«…пришли немцы ко Пскову и много зла сотворили, и посад пожгли, и по монастырям, что вне града, всех чернецов мечами иссекли. Псковичи со князем своим Довмонтом, укрепившись духом и исполнившись ратью, из града вышли и прогнали немцев, нанеся им рану немалую, прогнали невозвратно…»
Все было верно в этой грамоте, кроме последнего: немцы возвратились весной сызнова, опасно зашевелились возле псковских рубежей. И Даниил подумал, что если послать в помощь Пскову московскую дружину, дружба с князем Довмонтом окрепнет и его можно склонить к участию в рязанском походе. Нужно только убедить Довмонта, что не с рязанцами собирается воевать московский князь, но с ордынскими мурзами, такими же злыми погубителями Русской земли, как немцы…
И Даниил Александрович приказал воеводе Илье Кловыне готовить конную дружину к походу во Псков.
Но московская помощь опоздала…
В весну шесть тысяч восемьсот седьмую, в канун Герасима-грачевника[36] черные немецкие ладьи снова появились возле Пскова. Ночью они проплыли рекой Великой мимо неприступного псковского Крома и приткнулись к берегу у посада, огражденного лишь невысоким частоколом.
Коротконогие убийцы-кнехты, не замеченные никем, переползли через частокол и разошлись тихими ватагами по спящим улицам. Посадских сторожей они вырезали тонкими, как шило, ножами-убивцами, подпуская в темноте на взмах руки.
Крались, будто ночные тати, вдоль заборов, накапливались в темных закоулках.
Первыми почуяли опасность знаменитые кромские псы, недремные стражи Пскова. Они ощетинились, заскулили, просовывая лобастые волчьи головы в щели бойниц.
Десятник со Смердьей башни заметил легкое шевеление под стеной, запалил факел и швырнул его вниз. Разбрызгивая капли горящей смолы, факел прочертил крутую дугу, упал на землю и вдруг загорелся ровным сильным пламенем.
От стены Крома метнулись в темноту какие-то неясные тени, отсвечивающие железом, донесся топот многих ног.
Чужие на посаде!
Будоража людей, взревела на Смердьей башне труба. К бойницам побежали, стягивая со спины луки, караульные ратники. Из дружинной избы, которая стояла внутри Крома у Великих ворот, выскакивали дружинники и проворно садились на коней.
Оглушающе затрезвонил большой колокол Троицкого собора, и почти тотчас, как будто только и ожидая набатного звона, в разных концах посада вспыхнули пожары.
На посадские улицы выбегали полуодетые, ошалевшие от сна и внезапности люди. Бежали, размахивая руками, падали, сраженные немецким железом, отползали со стонами в подворотни.
«Господи! Кто? За что? Господи, спаси!»
Кто посмелее, сбивались в ватаги, ощетинивались копьями и рогатинами, пробивались к Крому, чтобы найти спасение за его каменными стенами. Им преграждали дорогу кнехты, похожие в своих круглых железных шапках на грибы-валуи.

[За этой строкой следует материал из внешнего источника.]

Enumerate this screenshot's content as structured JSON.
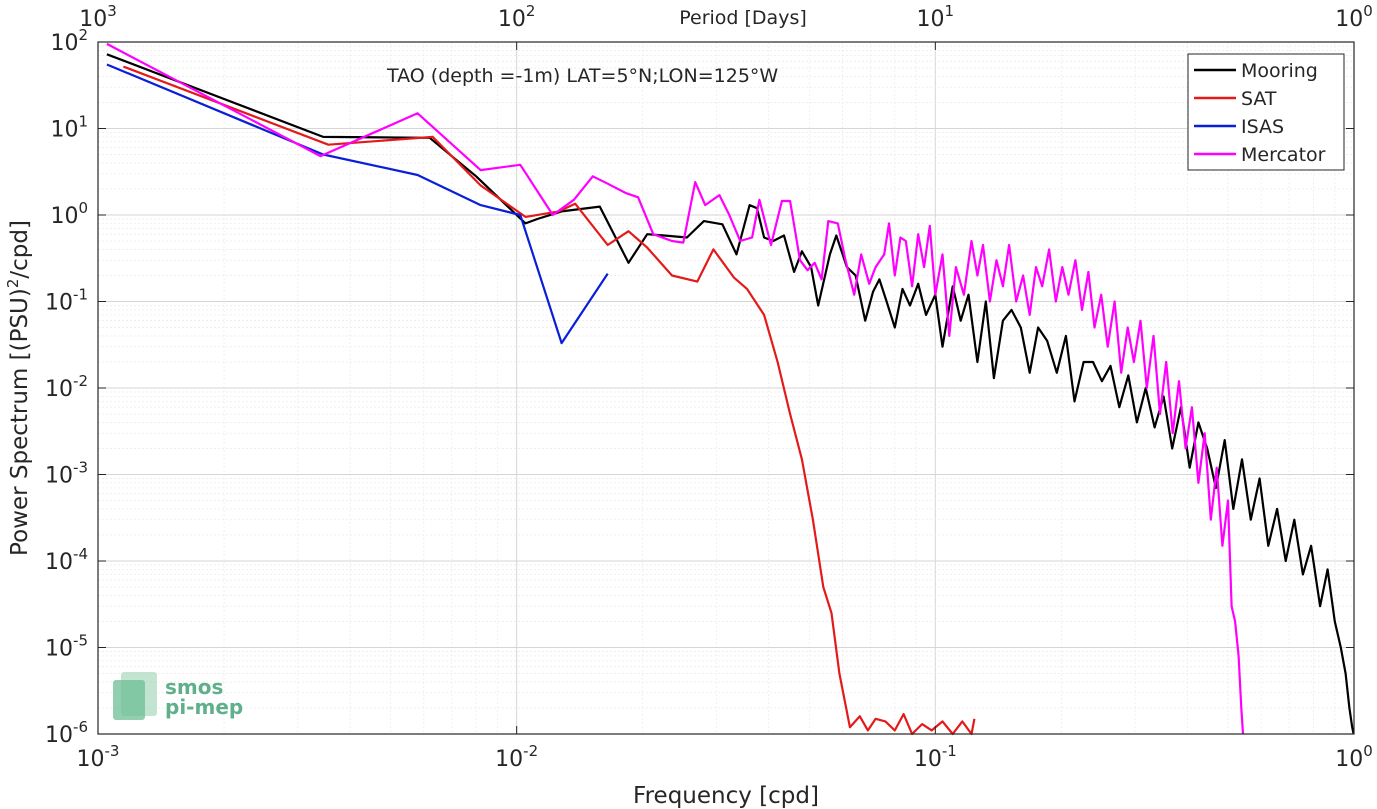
{
  "chart_data": {
    "type": "line",
    "title": "TAO (depth =-1m) LAT=5°N;LON=125°W",
    "xlabel": "Frequency [cpd]",
    "ylabel_base": "Power Spectrum [(PSU)",
    "ylabel_exp": "2",
    "ylabel_tail": "/cpd]",
    "top_xlabel": "Period [Days]",
    "x_scale": "log",
    "y_scale": "log",
    "xlim": [
      0.001,
      1
    ],
    "ylim": [
      1e-06,
      100
    ],
    "grid": true,
    "legend_position": "top-right",
    "x_ticks": [
      {
        "value": 0.001,
        "base": "10",
        "exp": "-3"
      },
      {
        "value": 0.01,
        "base": "10",
        "exp": "-2"
      },
      {
        "value": 0.1,
        "base": "10",
        "exp": "-1"
      },
      {
        "value": 1,
        "base": "10",
        "exp": "0"
      }
    ],
    "top_ticks": [
      {
        "value": 0.001,
        "base": "10",
        "exp": "3"
      },
      {
        "value": 0.01,
        "base": "10",
        "exp": "2"
      },
      {
        "value": 0.1,
        "base": "10",
        "exp": "1"
      },
      {
        "value": 1,
        "base": "10",
        "exp": "0"
      }
    ],
    "y_ticks": [
      {
        "value": 1e-06,
        "base": "10",
        "exp": "-6"
      },
      {
        "value": 1e-05,
        "base": "10",
        "exp": "-5"
      },
      {
        "value": 0.0001,
        "base": "10",
        "exp": "-4"
      },
      {
        "value": 0.001,
        "base": "10",
        "exp": "-3"
      },
      {
        "value": 0.01,
        "base": "10",
        "exp": "-2"
      },
      {
        "value": 0.1,
        "base": "10",
        "exp": "-1"
      },
      {
        "value": 1,
        "base": "10",
        "exp": "0"
      },
      {
        "value": 10,
        "base": "10",
        "exp": "1"
      },
      {
        "value": 100,
        "base": "10",
        "exp": "2"
      }
    ],
    "series": [
      {
        "name": "Mooring",
        "color": "#000000",
        "points": [
          [
            0.00105,
            72
          ],
          [
            0.00345,
            8
          ],
          [
            0.0062,
            7.8
          ],
          [
            0.008,
            2.8
          ],
          [
            0.0105,
            0.8
          ],
          [
            0.0112,
            0.9
          ],
          [
            0.0128,
            1.1
          ],
          [
            0.0158,
            1.25
          ],
          [
            0.0185,
            0.28
          ],
          [
            0.0205,
            0.6
          ],
          [
            0.0225,
            0.58
          ],
          [
            0.0255,
            0.55
          ],
          [
            0.028,
            0.85
          ],
          [
            0.031,
            0.78
          ],
          [
            0.0335,
            0.35
          ],
          [
            0.036,
            1.3
          ],
          [
            0.0375,
            1.2
          ],
          [
            0.039,
            0.55
          ],
          [
            0.041,
            0.5
          ],
          [
            0.0435,
            0.58
          ],
          [
            0.046,
            0.22
          ],
          [
            0.048,
            0.38
          ],
          [
            0.0505,
            0.25
          ],
          [
            0.0525,
            0.09
          ],
          [
            0.056,
            0.35
          ],
          [
            0.058,
            0.58
          ],
          [
            0.0615,
            0.25
          ],
          [
            0.0645,
            0.2
          ],
          [
            0.068,
            0.06
          ],
          [
            0.071,
            0.13
          ],
          [
            0.0735,
            0.18
          ],
          [
            0.0765,
            0.1
          ],
          [
            0.08,
            0.05
          ],
          [
            0.0835,
            0.14
          ],
          [
            0.087,
            0.09
          ],
          [
            0.091,
            0.16
          ],
          [
            0.095,
            0.07
          ],
          [
            0.1,
            0.12
          ],
          [
            0.104,
            0.03
          ],
          [
            0.11,
            0.15
          ],
          [
            0.115,
            0.06
          ],
          [
            0.12,
            0.12
          ],
          [
            0.126,
            0.02
          ],
          [
            0.132,
            0.1
          ],
          [
            0.138,
            0.013
          ],
          [
            0.145,
            0.06
          ],
          [
            0.152,
            0.08
          ],
          [
            0.16,
            0.05
          ],
          [
            0.168,
            0.015
          ],
          [
            0.176,
            0.05
          ],
          [
            0.185,
            0.035
          ],
          [
            0.195,
            0.015
          ],
          [
            0.205,
            0.04
          ],
          [
            0.215,
            0.007
          ],
          [
            0.226,
            0.02
          ],
          [
            0.238,
            0.02
          ],
          [
            0.25,
            0.012
          ],
          [
            0.262,
            0.018
          ],
          [
            0.275,
            0.006
          ],
          [
            0.289,
            0.014
          ],
          [
            0.303,
            0.004
          ],
          [
            0.318,
            0.01
          ],
          [
            0.334,
            0.0035
          ],
          [
            0.351,
            0.008
          ],
          [
            0.368,
            0.002
          ],
          [
            0.386,
            0.006
          ],
          [
            0.405,
            0.0012
          ],
          [
            0.425,
            0.004
          ],
          [
            0.446,
            0.002
          ],
          [
            0.468,
            0.0007
          ],
          [
            0.491,
            0.0025
          ],
          [
            0.515,
            0.0004
          ],
          [
            0.54,
            0.0015
          ],
          [
            0.567,
            0.0003
          ],
          [
            0.595,
            0.0009
          ],
          [
            0.624,
            0.00015
          ],
          [
            0.655,
            0.0004
          ],
          [
            0.687,
            0.0001
          ],
          [
            0.72,
            0.0003
          ],
          [
            0.755,
            7e-05
          ],
          [
            0.79,
            0.00015
          ],
          [
            0.83,
            3e-05
          ],
          [
            0.865,
            8e-05
          ],
          [
            0.9,
            2e-05
          ],
          [
            0.93,
            1e-05
          ],
          [
            0.955,
            5e-06
          ],
          [
            0.975,
            2e-06
          ],
          [
            0.99,
            1.2e-06
          ],
          [
            0.998,
            1e-06
          ]
        ]
      },
      {
        "name": "SAT",
        "color": "#e41a1a",
        "points": [
          [
            0.00115,
            52
          ],
          [
            0.00355,
            6.5
          ],
          [
            0.0063,
            8
          ],
          [
            0.0082,
            2.2
          ],
          [
            0.0105,
            0.95
          ],
          [
            0.0126,
            1.1
          ],
          [
            0.0138,
            1.35
          ],
          [
            0.0165,
            0.45
          ],
          [
            0.0185,
            0.65
          ],
          [
            0.0205,
            0.42
          ],
          [
            0.0235,
            0.2
          ],
          [
            0.027,
            0.17
          ],
          [
            0.0295,
            0.4
          ],
          [
            0.033,
            0.19
          ],
          [
            0.0355,
            0.14
          ],
          [
            0.039,
            0.07
          ],
          [
            0.042,
            0.02
          ],
          [
            0.045,
            0.005
          ],
          [
            0.048,
            0.0015
          ],
          [
            0.051,
            0.0003
          ],
          [
            0.054,
            5e-05
          ],
          [
            0.0565,
            2.5e-05
          ],
          [
            0.059,
            5e-06
          ],
          [
            0.0625,
            1.2e-06
          ],
          [
            0.066,
            1.6e-06
          ],
          [
            0.069,
            1.1e-06
          ],
          [
            0.072,
            1.5e-06
          ],
          [
            0.076,
            1.4e-06
          ],
          [
            0.08,
            1.1e-06
          ],
          [
            0.084,
            1.7e-06
          ],
          [
            0.088,
            1e-06
          ],
          [
            0.093,
            1.3e-06
          ],
          [
            0.098,
            1.1e-06
          ],
          [
            0.104,
            1.4e-06
          ],
          [
            0.11,
            1e-06
          ],
          [
            0.116,
            1.4e-06
          ],
          [
            0.122,
            1e-06
          ],
          [
            0.124,
            1.5e-06
          ]
        ]
      },
      {
        "name": "ISAS",
        "color": "#0a1fd8",
        "points": [
          [
            0.00105,
            55
          ],
          [
            0.00345,
            5
          ],
          [
            0.0058,
            2.9
          ],
          [
            0.0082,
            1.3
          ],
          [
            0.0102,
            1.0
          ],
          [
            0.0128,
            0.033
          ],
          [
            0.0165,
            0.21
          ]
        ]
      },
      {
        "name": "Mercator",
        "color": "#ff00ff",
        "points": [
          [
            0.00105,
            95
          ],
          [
            0.0034,
            4.8
          ],
          [
            0.0058,
            15
          ],
          [
            0.0082,
            3.3
          ],
          [
            0.0102,
            3.8
          ],
          [
            0.0122,
            1.0
          ],
          [
            0.0137,
            1.5
          ],
          [
            0.0152,
            2.8
          ],
          [
            0.0165,
            2.3
          ],
          [
            0.0182,
            1.8
          ],
          [
            0.0195,
            1.6
          ],
          [
            0.0212,
            0.6
          ],
          [
            0.0235,
            0.5
          ],
          [
            0.025,
            0.48
          ],
          [
            0.0267,
            2.4
          ],
          [
            0.0282,
            1.3
          ],
          [
            0.0305,
            1.7
          ],
          [
            0.0322,
            1.0
          ],
          [
            0.0342,
            0.5
          ],
          [
            0.0365,
            0.55
          ],
          [
            0.038,
            1.5
          ],
          [
            0.0405,
            0.45
          ],
          [
            0.043,
            1.45
          ],
          [
            0.045,
            1.45
          ],
          [
            0.0475,
            0.3
          ],
          [
            0.0495,
            0.23
          ],
          [
            0.0515,
            0.28
          ],
          [
            0.0535,
            0.18
          ],
          [
            0.0555,
            0.85
          ],
          [
            0.0585,
            0.8
          ],
          [
            0.061,
            0.3
          ],
          [
            0.064,
            0.12
          ],
          [
            0.0665,
            0.35
          ],
          [
            0.0695,
            0.16
          ],
          [
            0.072,
            0.25
          ],
          [
            0.0755,
            0.35
          ],
          [
            0.0775,
            0.8
          ],
          [
            0.08,
            0.2
          ],
          [
            0.0825,
            0.55
          ],
          [
            0.085,
            0.5
          ],
          [
            0.088,
            0.15
          ],
          [
            0.091,
            0.6
          ],
          [
            0.094,
            0.25
          ],
          [
            0.097,
            0.75
          ],
          [
            0.1,
            0.12
          ],
          [
            0.104,
            0.35
          ],
          [
            0.108,
            0.04
          ],
          [
            0.112,
            0.25
          ],
          [
            0.117,
            0.12
          ],
          [
            0.122,
            0.5
          ],
          [
            0.126,
            0.2
          ],
          [
            0.13,
            0.45
          ],
          [
            0.135,
            0.1
          ],
          [
            0.14,
            0.3
          ],
          [
            0.145,
            0.15
          ],
          [
            0.15,
            0.45
          ],
          [
            0.156,
            0.1
          ],
          [
            0.162,
            0.2
          ],
          [
            0.168,
            0.07
          ],
          [
            0.174,
            0.25
          ],
          [
            0.18,
            0.15
          ],
          [
            0.187,
            0.4
          ],
          [
            0.194,
            0.1
          ],
          [
            0.201,
            0.25
          ],
          [
            0.208,
            0.12
          ],
          [
            0.216,
            0.3
          ],
          [
            0.224,
            0.08
          ],
          [
            0.232,
            0.22
          ],
          [
            0.24,
            0.05
          ],
          [
            0.249,
            0.12
          ],
          [
            0.258,
            0.03
          ],
          [
            0.268,
            0.1
          ],
          [
            0.278,
            0.015
          ],
          [
            0.288,
            0.05
          ],
          [
            0.298,
            0.02
          ],
          [
            0.309,
            0.06
          ],
          [
            0.32,
            0.01
          ],
          [
            0.332,
            0.04
          ],
          [
            0.344,
            0.005
          ],
          [
            0.356,
            0.02
          ],
          [
            0.369,
            0.003
          ],
          [
            0.382,
            0.012
          ],
          [
            0.396,
            0.002
          ],
          [
            0.41,
            0.006
          ],
          [
            0.425,
            0.0008
          ],
          [
            0.44,
            0.003
          ],
          [
            0.455,
            0.0003
          ],
          [
            0.47,
            0.0012
          ],
          [
            0.485,
            0.00015
          ],
          [
            0.5,
            0.0005
          ],
          [
            0.51,
            3e-05
          ],
          [
            0.52,
            2e-05
          ],
          [
            0.53,
            8e-06
          ],
          [
            0.538,
            2e-06
          ],
          [
            0.543,
            1e-06
          ]
        ]
      }
    ]
  },
  "watermark": {
    "line1": "smos",
    "line2": "pi-mep",
    "color": "#5fb08a"
  }
}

И истаивали ватаги посадских людей под ударами, потому что кнехтов было много, так много, что казалось — весь переполнен ими…
Горестный тысячеустый стон доносился до ратников, стоявших у бойниц Перши[37]. Будто сама земля взывала о помощи, и нестерпимо было стоять вот так, в бездействии, когда внизу гибли люди…
На Смердью башню поднялся Довмонт, поддерживаемой с двух сторон дюжими холопами-сберегателями; третий холоп тащил следом простую дубовую скамью.
Князь Довмонт присел на скамью, поплотнее запахнул суконный плащ — ночь была по-весеннему студеной. Седые волосы Довмонта в дрожащем свете факелов казались совсем белыми, глубокие тени морщин избороздили лицо, руки бессильно опущены на колени.
Трудно было поверить, что этот старец олицетворял для Пскова воинскую удачу.
К князю подскочил псковский тысяцкий Иван Дорогомилов, предводитель пешего ополчения, зашептал умоляюще:
— Всех посадских побьют, княже! Неужто допустим такое?!
Князь Довмонт молчал, прикрыв ладонью глаза.
Никто лучше Довмонта не знал сурового закона обороны города. А закон этот гласил, что нельзя отворять ворота, когда враги под стенами, потому что главное все-таки город, а не посад.
Лучше пожертвовать посадом, чем рисковать городом.
Нет прощения воеводе, который допустил врагов в город, сердобольно желая спасти людей с посада. Большой кровью может обернуться такая сердобольность…
Молчал Довмонт, еще не находя единственно правильного решения, прикидывал про себя.